Cramp’s eldest son, a bugler in the second Hampshires, went down the path, his bugle shining behind his khaki figure. Now they would make a beastly row with that instrument. On Armistice Day they had played the Last Post on the steps of the church under Marie Léonie’s windows… . The Last Post! … The Last of England! He remembered thinking that. He had not by then had the full terms of that surrender, but he had had a dose enough of Christopher’s stuck-piggedness! … A full dose! He didn’t say he didn’t deserve it. If you make mistakes you must take what you get for it. You shouldn’t make mistakes.

The boy at the foot of the bed was making agonised motions with his throat: swallowing at his Adam’s apple.

He said:

‘I can understand, uncle, that you hate to see us. All the same it seems a little severe to refuse to speak to us!’

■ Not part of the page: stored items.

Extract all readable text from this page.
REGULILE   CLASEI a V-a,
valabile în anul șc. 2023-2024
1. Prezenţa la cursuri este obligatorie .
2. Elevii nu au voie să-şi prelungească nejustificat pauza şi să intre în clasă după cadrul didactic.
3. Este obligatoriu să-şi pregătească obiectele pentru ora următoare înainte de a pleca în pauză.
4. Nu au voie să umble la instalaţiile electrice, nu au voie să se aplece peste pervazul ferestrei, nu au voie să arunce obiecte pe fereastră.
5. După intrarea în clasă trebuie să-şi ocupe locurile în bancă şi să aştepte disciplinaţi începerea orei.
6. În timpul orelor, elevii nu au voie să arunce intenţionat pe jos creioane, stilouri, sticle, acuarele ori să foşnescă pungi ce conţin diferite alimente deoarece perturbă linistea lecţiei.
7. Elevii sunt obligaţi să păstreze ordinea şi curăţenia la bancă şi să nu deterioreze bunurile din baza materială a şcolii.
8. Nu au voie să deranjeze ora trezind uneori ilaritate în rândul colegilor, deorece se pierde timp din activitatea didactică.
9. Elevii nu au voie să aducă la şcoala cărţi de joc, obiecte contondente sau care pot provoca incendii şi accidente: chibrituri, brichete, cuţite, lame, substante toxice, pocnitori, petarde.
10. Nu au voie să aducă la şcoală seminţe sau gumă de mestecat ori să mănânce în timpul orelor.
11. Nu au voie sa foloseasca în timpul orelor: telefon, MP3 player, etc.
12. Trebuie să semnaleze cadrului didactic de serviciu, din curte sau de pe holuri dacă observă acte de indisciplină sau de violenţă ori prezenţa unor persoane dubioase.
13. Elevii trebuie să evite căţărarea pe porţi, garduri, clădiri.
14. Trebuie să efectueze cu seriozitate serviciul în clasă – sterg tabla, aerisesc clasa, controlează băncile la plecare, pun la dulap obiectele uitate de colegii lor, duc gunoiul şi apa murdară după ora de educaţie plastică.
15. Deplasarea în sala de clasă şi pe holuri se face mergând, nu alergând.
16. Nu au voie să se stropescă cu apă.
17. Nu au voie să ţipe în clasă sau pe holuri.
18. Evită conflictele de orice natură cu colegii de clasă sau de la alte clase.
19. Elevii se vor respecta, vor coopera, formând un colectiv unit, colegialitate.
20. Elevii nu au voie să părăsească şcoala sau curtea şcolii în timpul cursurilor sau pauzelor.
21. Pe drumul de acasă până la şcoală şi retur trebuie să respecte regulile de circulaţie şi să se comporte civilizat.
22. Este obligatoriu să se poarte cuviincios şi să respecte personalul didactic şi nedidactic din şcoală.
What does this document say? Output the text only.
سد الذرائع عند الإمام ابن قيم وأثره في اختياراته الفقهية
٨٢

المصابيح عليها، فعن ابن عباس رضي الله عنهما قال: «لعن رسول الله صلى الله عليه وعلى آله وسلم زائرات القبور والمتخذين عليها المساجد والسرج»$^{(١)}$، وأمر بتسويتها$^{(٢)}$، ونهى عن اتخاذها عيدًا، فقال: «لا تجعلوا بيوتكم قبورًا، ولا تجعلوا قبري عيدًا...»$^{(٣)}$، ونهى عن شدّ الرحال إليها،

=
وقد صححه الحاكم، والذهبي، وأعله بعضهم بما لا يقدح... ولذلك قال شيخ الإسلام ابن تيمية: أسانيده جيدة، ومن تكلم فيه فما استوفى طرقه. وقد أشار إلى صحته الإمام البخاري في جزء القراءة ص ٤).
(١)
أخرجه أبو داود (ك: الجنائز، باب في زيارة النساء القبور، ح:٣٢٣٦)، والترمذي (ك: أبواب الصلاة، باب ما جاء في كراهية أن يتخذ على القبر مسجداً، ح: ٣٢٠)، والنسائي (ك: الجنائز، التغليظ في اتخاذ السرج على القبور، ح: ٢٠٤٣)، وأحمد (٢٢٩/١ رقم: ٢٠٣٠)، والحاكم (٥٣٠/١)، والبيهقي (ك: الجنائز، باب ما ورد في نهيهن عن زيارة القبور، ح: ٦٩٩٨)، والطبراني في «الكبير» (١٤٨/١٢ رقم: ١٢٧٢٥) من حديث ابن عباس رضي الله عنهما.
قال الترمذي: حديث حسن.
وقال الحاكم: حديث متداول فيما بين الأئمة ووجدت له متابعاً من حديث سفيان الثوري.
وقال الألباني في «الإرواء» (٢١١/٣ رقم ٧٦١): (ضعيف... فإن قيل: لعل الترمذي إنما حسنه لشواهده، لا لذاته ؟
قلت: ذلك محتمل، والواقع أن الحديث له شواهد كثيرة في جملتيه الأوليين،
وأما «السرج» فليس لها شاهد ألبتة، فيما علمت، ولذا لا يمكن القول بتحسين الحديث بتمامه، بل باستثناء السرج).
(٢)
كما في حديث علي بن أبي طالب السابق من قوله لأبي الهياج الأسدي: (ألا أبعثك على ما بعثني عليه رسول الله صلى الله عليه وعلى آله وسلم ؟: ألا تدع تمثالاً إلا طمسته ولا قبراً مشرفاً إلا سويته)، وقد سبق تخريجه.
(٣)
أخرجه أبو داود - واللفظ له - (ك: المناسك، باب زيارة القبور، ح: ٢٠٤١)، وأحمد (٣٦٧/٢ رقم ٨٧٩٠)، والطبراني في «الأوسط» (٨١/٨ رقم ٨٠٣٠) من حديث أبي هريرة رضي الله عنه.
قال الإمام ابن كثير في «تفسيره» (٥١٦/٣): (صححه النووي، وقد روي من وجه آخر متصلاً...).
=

Mark wondered a little at the breakdown in communications that there must have been. Sylvia had been spying round that property and round and round and round again. She had had renewed interviews with Mrs. Cramp. It had struck him as curious taste to like to reveal to dependants – to reveal and to dwell upon, the fact that you were distasteful to your husband. If his woman had left him he would have preferred to hold his tongue about it. He certainly would not have gone caterwauling about it to the carpenter of the man she had taken up with. Still, there was no accounting for tastes. Sylvia had, no doubt, been so full of her own griefs that she, very likely, had not listened to what Mrs. Cramp had said about his, Mark’s, condition. During the one or two interviews he had had years ago with that bitch she had been like that. She had sailed in with her grievances against Christopher with such vigour that she had gone away with no ideas at all as to the conditions on which she was to be allowed to inhabit Groby. Obviously it taxed her mind to invent what she invented. You could not invent that sort of sex-cruelty stuff without having your mind a little affected. She could not, for instance, have invented the tale that he, Mark,
was
suffering for the sins of his youth without its taking it out of her. That is the ultimate retribution of Providence on those who invent gossip frequently. They go a little dotty… . The fellow – he could not call his name to mind, half Scotch, half Jew – who had told him the worst tales against Christopher, had gone a little dotty. He had grown a beard and wore a top-hat at inappropriate functions. Well, in effect, Christopher was a saint and Provvy invents retributions of an ingenious kind against those who libel saints.